What series approaches to $\log(\log(\log(n)))$?

Question

Background: Harmonic series approaches to $\lim_{n->\infty}\log(n)$. This gives the Euler–Mascheroni constant. In addition, the harmonic series summed only over the primes approaches to $\lim_{n->\infty}\log(\log(n))$. This gives the Meissel–Mertens constant.

Question: What similar series approaches to $\lim_{n->\infty}\log(\log(\log(n)))$.

My failed attempts: I thought about further filtering out primes to get an even slower-growing series. For example, I only choose the paired primes (twin primes or $k$-twin primes). But then I learned that these series converge using Brun's theorem.

There ought to be someone who has thought about this problem possibly with answers. Can anyone please point me in the right direction?

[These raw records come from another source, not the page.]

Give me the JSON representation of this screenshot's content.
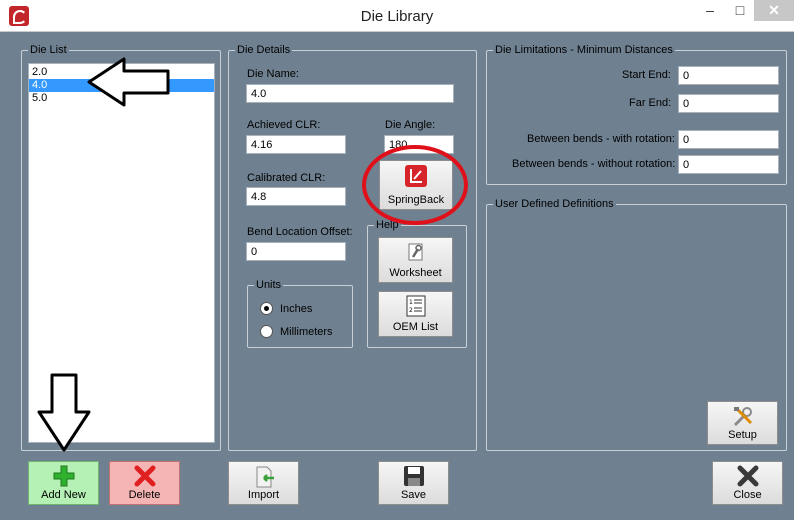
{
  "window": {
    "title": "Die Library",
    "min_glyph": "–",
    "max_glyph": "□",
    "close_glyph": "✕"
  },
  "die_list": {
    "group_title": "Die List",
    "items": [
      "2.0",
      "4.0",
      "5.0"
    ],
    "selected_index": 1
  },
  "die_details": {
    "group_title": "Die Details",
    "die_name_label": "Die Name:",
    "die_name_value": "4.0",
    "achieved_clr_label": "Achieved CLR:",
    "achieved_clr_value": "4.16",
    "die_angle_label": "Die Angle:",
    "die_angle_value": "180",
    "calibrated_clr_label": "Calibrated CLR:",
    "calibrated_clr_value": "4.8",
    "springback_label": "SpringBack",
    "bend_location_offset_label": "Bend Location Offset:",
    "bend_location_offset_value": "0",
    "units": {
      "group_title": "Units",
      "inches_label": "Inches",
      "millimeters_label": "Millimeters",
      "selected": "Inches"
    },
    "help": {
      "group_title": "Help",
      "worksheet_label": "Worksheet",
      "oem_list_label": "OEM List"
    }
  },
  "die_limitations": {
    "group_title": "Die Limitations - Minimum Distances",
    "start_end_label": "Start End:",
    "start_end_value": "0",
    "far_end_label": "Far End:",
    "far_end_value": "0",
    "with_rotation_label": "Between bends - with rotation:",
    "with_rotation_value": "0",
    "without_rotation_label": "Between bends - without rotation:",
    "without_rotation_value": "0"
  },
  "user_defined": {
    "group_title": "User Defined Definitions",
    "setup_label": "Setup"
  },
  "footer": {
    "add_new_label": "Add New",
    "delete_label": "Delete",
    "import_label": "Import",
    "save_label": "Save",
    "close_label": "Close"
  },
  "colors": {
    "background": "#6f8090",
    "add_new_bg": "#b5f0b5",
    "delete_bg": "#f5b5b5",
    "selection": "#3399ff",
    "annotation_red": "#e0101a"
  }
}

Thanks.

Answer 1

The heuristic argument for why the sum of prime reciprocals diverges as $\log\log n$ is that we may model an integer $n$ as being "prime with probability $\frac1{\log n}$", by the prime number theorem: so its contribution to the sum of prime reciprocals is on average $\frac1{n \log n}$. Further approximating this sum by an integral, we notice that $$\int \frac{1}{x \log x}\,\mathrm dx = \log\log x + C.$$ Similarly, it is true that $$\int \frac{1}{x \log x \log\log x}\,\mathrm dx = \log\log\log x + C,$$ so we want a sum over reciprocals where an integer $n$ has a probability of $O(\frac1{\log n\log\log n})$ of contributing to the sum.

So we could, for example, say: "Take the sum of reciprocals of all primes which have a prime number of digits." Heuristically, a number $n$ has a $\frac1{\log n}$ chance of being prime, but it has $O(\log n)$ digits, and he number of digits has an $O(\frac1{\log \log n})$ chance of being prime.

Now let's try to figure this out carefully. What is the sum of reciprocals of all prime-digit primes less than $n$?

Well, for every prime $p$ such that $10^p < n$, we have the sum of reciprocals of all primes from $10^{p-1}$ to $10^p-1$. By the Meissel–Mertens result, for sufficiently large $p$, this should contribute $(1+o(1))(\log \log 10^p - \log \log 10^{p-1})$, which simplifies to $(1+o(1))\log \frac{p}{p-1})$. As $x \to 0$, $\log(1+x) \sim x$, and we can simplify this to $(1+o(1))\frac1p$.

Therefore for each prime $p$ such that $10^p < n$, the contribution to the sum is $(1+o(1))\frac1p$, which means that the overall sum is asymptotically equal to the sum of $\frac1p$ over all $p$ up to $\log_{10} n$. By the Meissel–Mertens asymptotics again, this should be $\log\log\log n$.

Answer 2

You have

• $\frac{d}{dx} \log(x)=\frac1x$ so $\sum\limits_{m=1}^n\frac1m$ will be $O(\log(n))$
• $\frac{d}{dx} \log(\log(x))=\frac1{x\log(x)}$ so $\sum\limits_{m=2}^n\frac1{m\log(m)}$ will be $O(\log(\log(n)))$
• $\frac{d}{dx} \log(\log(\log(x)))=\frac1{x\log(x)\log(\log(x))}$ so $\sum\limits_{m=16}^n\frac1{m\log(m)\log(\log(m))}$ will be $O(\log(\log(\log(n))))$ at least when $n> e^{e}$

Answer 3

There is a generic way to look at this in terms of integers in residue classes.

Definitions:

1. Let $p,q$ represent primes and let $n$ be a positive integer.
2. $\pi(n)$ has its usual meaning.
3. Let $p_1, p_2,\cdots$ represent the primes starting with $2,3,\cdots$.

Let $\{a_1\}$-primes represent integers $\leq n$ that are $\not\equiv a_1 \bmod p$ ($p_1 \leq p \leq \sqrt{n}$). Slight deviation from definition but we will assume $\{0\}$-primes as the usual primes.

Let $\{a_1,a_2\}$-primes represent $\{a_1\}$-primes that are $\not\equiv a_2 \bmod p$ ($p_2 \leq p \leq \sqrt{n}$).

Let $\{a_1,a_2,a_3\}$-primes represent $\{a_1,a_2\}$-primes that are $\not\equiv a_3 \bmod p$ ($p_3 \leq p \leq \sqrt{n}$).

and so on.

The sum of the reciprocal of $\{a_1\}$-primes is $\approx \log\log(n)$

The sum of the reciprocal of $\{a_1,a_2\}$-primes is $\approx \log\log\log(n)$

The sum of the reciprocal of $\{a_1,a_2,a_3\}$-primes is $\approx \log\log\log\log(n)$ and so on. Obviously $n$ has to be sufficiently large to accommodate more logs.

ps: There are beautiful relationships between the counts of such primes as well. Happy to share if there is interest.